Le président de transition tchadien s’est rendu dimanche au Niger, où il a entamé une médiation auprès des militaires putschistes et du président Mohamed Bazoum, renversé lors d’un coup d’État et toujours séquestré dans sa résidence. Bien que critiqué sur le plan démocratique, Mahamat Idriss Déby Itno était le seul à pouvoir jouer ce rôle, estiment plusieurs experts.
Six jours après le coup d’État militaire au Niger, la situation est de plus en plus tendue entre les soutiens du pouvoir déchu et les militaires putschistes.
Alors que la Cédéao (Communauté économique des États de l’Afrique de l’Ouest) exige la libération du président Bazoum et de sa famille, sous peine de recourir à « la force », la junte militaire a accusé la France de « vouloir intervenir militairement » pour réhabiliter le président élu.
C’est dans ce contexte que le Tchad, voisin du Niger, a débuté, dimanche 30 juillet, une tentative de médiation pour trouver une sortie de crise.
Une visite au cours de laquelle le président de transition Mahamat Idriss Déby Itno a rencontré le général putschiste Abdourahamane Tiani, le président déchu Mohamed Bazoum ainsi que son prédécesseur Mahamadou Issoufou, qui avait lui-même tenté de négocier, en vain, avec les militaires.
Saluant « des échanges approfondis » avec les différentes parties, le président de transition tchadien a défendu « une approche fraternelle » visant à « explorer toutes les pistes afin de trouver une issue pacifique à la crise ».
Après avoir effectué ce matin un séjour éclair de consultation à Abuja au Nigeria sur l’invitation du président Nigérian, Président en exercice de la CEDEAO, j’ai bouclé mon déplacement par une visite au #Niger qui traverse une crise politique majeure.
À Niamey, j’ai eu des… pic.twitter.com/jxiM0TCiXS
— Mahamat Idriss Deby Itno (@GmahamatIdi) July 30, 2023
Un médiateur « putschiste »
Depuis son annonce, la médiation du Tchad a suscité une flopée de réactions, parfois critiques. « Quel scandale que d’envoyer un putschiste négocier avec un autre pour laisser le pouvoir. Quel genre de plan est-ce là ? » s’est indigné le journaliste malien Malick Konate sur le réseau X, anciennement Twitter. La chercheuse Niagale Bagayoko s’est elle aussi étonnée de la présence à Niamey de ce médiateur « lui-même à la tête d’une junte militaire ».

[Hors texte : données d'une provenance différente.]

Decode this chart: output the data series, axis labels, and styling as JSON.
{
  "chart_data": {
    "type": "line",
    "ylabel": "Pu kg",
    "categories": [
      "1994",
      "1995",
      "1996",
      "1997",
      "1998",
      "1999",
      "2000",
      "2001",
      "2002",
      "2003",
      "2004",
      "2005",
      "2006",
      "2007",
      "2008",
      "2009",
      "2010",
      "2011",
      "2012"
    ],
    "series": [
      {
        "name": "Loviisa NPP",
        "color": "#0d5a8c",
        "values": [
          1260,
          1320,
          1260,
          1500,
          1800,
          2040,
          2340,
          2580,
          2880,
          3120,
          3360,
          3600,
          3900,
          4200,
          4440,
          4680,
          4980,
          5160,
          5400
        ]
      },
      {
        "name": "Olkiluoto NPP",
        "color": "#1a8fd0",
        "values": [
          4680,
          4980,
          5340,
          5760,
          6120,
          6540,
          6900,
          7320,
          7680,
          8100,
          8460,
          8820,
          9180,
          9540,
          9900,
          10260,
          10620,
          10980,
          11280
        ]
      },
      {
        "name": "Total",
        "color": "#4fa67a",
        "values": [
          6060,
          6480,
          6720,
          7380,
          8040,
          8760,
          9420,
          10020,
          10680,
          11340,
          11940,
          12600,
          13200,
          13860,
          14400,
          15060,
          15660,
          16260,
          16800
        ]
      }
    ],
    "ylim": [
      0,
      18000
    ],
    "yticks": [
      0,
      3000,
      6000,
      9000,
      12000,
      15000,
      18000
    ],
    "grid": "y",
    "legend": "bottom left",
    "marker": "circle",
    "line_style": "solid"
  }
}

Au pouvoir depuis avril 2021, Mahamat Idriss Déby Itno a succédé à son père, le maréchal Idriss Déby Itno, tué sur le champ de bataille contre les rebelles, après 30 ans au pouvoir. Alors que, selon la Constitution, il revenait au président de l’Assemblée nationale d’assurer l’intérim, un conseil militaire a pris le pouvoir, avec à sa tête le fils du défunt président.
Opter pour Mahamat Idriss Déby Itno, qui n’a jamais été élu pour régler une situation de putsch, peut paraître « peu judicieux » explique Jean-Hervé Jézéquel, directeur du projet Sahel à l’International Crisis Group. Mais « il fallait trouver quelqu’un de suffisamment élevé dans la hiérarchie politique et en même temps qui puisse partager un certain message auprès des acteurs militaires » analyse-t-il.
Relations de proximité
Si nombre d’observateurs ont critiqué le message politique pour le moins malheureux de cette mission, les puissances régionales ont accueilli favorablement l’initiative tchadienne, y compris le Niger. Le Premier ministre du gouvernement déchu Ouhoumoudou Mahamadou (fils de l’ex-président Mahamadou Issoufou, NDLR), resté fidèle au président Bazoum, a estimé que cette médiation pourrait « apporter une solution au problème que nous rencontrons ».
« Les autorités du Niger et du Tchad se connaissent bien et entretiennent des relations très cordiales. L’ancien président Mahamadou Issoufou avait même plaidé auprès de François Hollande, plutôt critique d’Idriss Deby, pour l’inclure à l’intervention Serval » souligne Roland Marchal, chercheur à Sciences-Po spécialiste du Tchad.
Proche de Mohamed Bazoum, le président de transition tchadien l’est également des généraux qui ont pris le pouvoir. Les deux pays frontaliers ont mené des missions communes dans la région du Lac Tchad et sont membres du G5 Sahel, la force régionale créée en 2017 pour lutter contre l’expansion des groupes terroristes.
« Ce sont des militaires qui parlent à des militaires et on sait que dans ce genre de situation c’est important » analyse Jean-Hervé Jézéquel.